Airbnb is an internet-based booking platform that allows owners to rent out their properties or extra rooms to guests.
With more than 53,000 Airbnb listings, Malaysia saw over 3.25 million guests in the last 12 months ended 1 July, or up 73 percent from the previous period, reported The Star.
Siva Shanker, investment head of Axis REIT Managers Bhd and former president of Malaysian Institute of Estate Agents, however, believes that there is a bad side to the Airbnb trend.
According to him, Airbnb hosts were speculators and investors who bought properties during the upturn, with the goal of selling them at a higher price.
“However, when the property market started to make a turn for the worse, many of these speculators found it difficult to sell or rent out their units but at the same time they needed income to service their loans.”
He added that many investors and buyers bought units on the advice of a few people with questionable credentials and skills.
“Many of the people, who claimed to be experts, gave false assurances that the properties could be sold at a premium of up to 40 percent within a couple of years, or that they would be able to get high rental yields.”
“This is essentially a get rich quick scheme and many people believed in them. But then the market crashed and many of the buyers are saddled with a property that they can’t sell or rent out,” he said.
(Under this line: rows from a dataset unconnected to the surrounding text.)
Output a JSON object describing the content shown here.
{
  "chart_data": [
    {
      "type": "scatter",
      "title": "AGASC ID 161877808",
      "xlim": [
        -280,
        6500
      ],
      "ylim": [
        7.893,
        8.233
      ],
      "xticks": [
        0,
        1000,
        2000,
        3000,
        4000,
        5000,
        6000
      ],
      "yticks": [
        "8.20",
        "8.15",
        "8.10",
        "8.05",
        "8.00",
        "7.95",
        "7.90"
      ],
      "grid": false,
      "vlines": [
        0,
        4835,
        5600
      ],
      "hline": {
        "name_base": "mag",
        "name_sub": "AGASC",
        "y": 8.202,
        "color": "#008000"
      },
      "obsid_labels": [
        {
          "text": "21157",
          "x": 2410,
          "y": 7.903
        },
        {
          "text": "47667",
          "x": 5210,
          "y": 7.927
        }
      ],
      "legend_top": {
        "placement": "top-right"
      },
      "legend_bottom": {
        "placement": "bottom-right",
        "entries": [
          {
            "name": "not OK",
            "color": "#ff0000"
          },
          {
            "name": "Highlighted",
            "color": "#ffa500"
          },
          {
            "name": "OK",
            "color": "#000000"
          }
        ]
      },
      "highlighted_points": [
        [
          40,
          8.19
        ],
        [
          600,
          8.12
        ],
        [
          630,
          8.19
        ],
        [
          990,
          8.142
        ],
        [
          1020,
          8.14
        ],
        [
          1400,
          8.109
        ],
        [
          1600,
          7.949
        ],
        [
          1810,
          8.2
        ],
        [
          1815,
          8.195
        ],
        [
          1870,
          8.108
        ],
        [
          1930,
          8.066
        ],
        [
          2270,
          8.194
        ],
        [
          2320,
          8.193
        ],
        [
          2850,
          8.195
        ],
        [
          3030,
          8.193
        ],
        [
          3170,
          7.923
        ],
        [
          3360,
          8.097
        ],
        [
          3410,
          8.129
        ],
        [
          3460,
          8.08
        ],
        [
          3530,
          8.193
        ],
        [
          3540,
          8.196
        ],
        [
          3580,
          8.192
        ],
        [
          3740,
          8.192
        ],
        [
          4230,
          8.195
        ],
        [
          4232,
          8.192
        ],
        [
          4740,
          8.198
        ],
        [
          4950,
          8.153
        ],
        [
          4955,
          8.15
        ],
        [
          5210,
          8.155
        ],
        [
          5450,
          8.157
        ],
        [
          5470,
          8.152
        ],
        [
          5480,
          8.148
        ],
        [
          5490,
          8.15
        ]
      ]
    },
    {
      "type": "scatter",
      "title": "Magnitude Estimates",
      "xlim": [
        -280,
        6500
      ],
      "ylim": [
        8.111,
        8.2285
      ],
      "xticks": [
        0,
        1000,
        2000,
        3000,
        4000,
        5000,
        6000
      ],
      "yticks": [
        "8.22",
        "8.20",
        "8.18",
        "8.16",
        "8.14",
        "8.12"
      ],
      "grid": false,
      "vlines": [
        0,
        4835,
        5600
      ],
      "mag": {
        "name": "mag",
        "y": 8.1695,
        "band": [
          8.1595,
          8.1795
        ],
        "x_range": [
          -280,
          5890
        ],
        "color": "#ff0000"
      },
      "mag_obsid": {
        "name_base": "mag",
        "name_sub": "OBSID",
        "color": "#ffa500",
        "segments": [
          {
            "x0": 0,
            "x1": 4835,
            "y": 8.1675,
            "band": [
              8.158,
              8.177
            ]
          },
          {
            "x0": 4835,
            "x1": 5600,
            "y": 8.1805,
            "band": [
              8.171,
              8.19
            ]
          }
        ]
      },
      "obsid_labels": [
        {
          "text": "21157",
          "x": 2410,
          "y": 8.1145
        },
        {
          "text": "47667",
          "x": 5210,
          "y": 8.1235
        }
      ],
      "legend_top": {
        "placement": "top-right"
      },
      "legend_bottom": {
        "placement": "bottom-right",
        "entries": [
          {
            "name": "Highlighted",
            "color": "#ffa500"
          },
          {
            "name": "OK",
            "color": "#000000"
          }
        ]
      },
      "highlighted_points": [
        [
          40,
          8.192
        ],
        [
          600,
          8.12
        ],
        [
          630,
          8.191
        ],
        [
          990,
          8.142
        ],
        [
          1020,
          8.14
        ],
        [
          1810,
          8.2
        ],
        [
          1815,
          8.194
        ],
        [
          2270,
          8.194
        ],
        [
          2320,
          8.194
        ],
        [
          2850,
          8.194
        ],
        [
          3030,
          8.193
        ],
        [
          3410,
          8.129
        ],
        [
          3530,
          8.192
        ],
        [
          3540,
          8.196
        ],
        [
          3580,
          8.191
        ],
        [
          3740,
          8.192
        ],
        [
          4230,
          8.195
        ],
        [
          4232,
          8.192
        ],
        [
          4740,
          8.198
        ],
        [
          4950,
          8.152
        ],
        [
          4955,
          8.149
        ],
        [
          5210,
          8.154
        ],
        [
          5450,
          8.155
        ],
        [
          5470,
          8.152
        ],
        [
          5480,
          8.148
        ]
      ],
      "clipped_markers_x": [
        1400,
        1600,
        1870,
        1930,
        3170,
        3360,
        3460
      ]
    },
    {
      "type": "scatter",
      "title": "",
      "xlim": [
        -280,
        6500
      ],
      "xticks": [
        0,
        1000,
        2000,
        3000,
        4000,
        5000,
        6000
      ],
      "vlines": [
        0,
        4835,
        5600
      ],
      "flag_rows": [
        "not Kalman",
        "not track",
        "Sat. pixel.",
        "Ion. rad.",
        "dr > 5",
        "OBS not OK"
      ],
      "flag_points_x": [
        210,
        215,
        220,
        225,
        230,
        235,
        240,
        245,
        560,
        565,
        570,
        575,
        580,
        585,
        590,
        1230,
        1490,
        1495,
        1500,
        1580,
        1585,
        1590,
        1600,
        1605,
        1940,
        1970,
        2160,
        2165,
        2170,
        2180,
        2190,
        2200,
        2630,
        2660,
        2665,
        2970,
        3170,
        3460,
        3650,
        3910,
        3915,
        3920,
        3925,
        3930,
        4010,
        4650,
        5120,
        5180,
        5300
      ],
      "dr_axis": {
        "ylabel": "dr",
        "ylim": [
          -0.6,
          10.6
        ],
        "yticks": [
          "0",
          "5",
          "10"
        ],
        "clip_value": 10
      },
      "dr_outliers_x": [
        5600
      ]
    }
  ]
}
Meanwhile, PPC International managing director Datuk Siders Sittampalam called for the regulation of Airbnb.
“It’s never been regulated in the past, especially in terms of taxes. How do you determine things such as cost and security?”
Siva agreed that there is a need to set up proper regulation for Airbnb operators.
“You don’t know who’s going into your apartment. Every other day, your occupants are changing…They could be illegal immigrants, running criminal activities, being a nuisance and disturbing the neighbours,” he said.
“How is the unit considered ‘gated and guarded’ when the owner is the one that opens the door to these strangers?”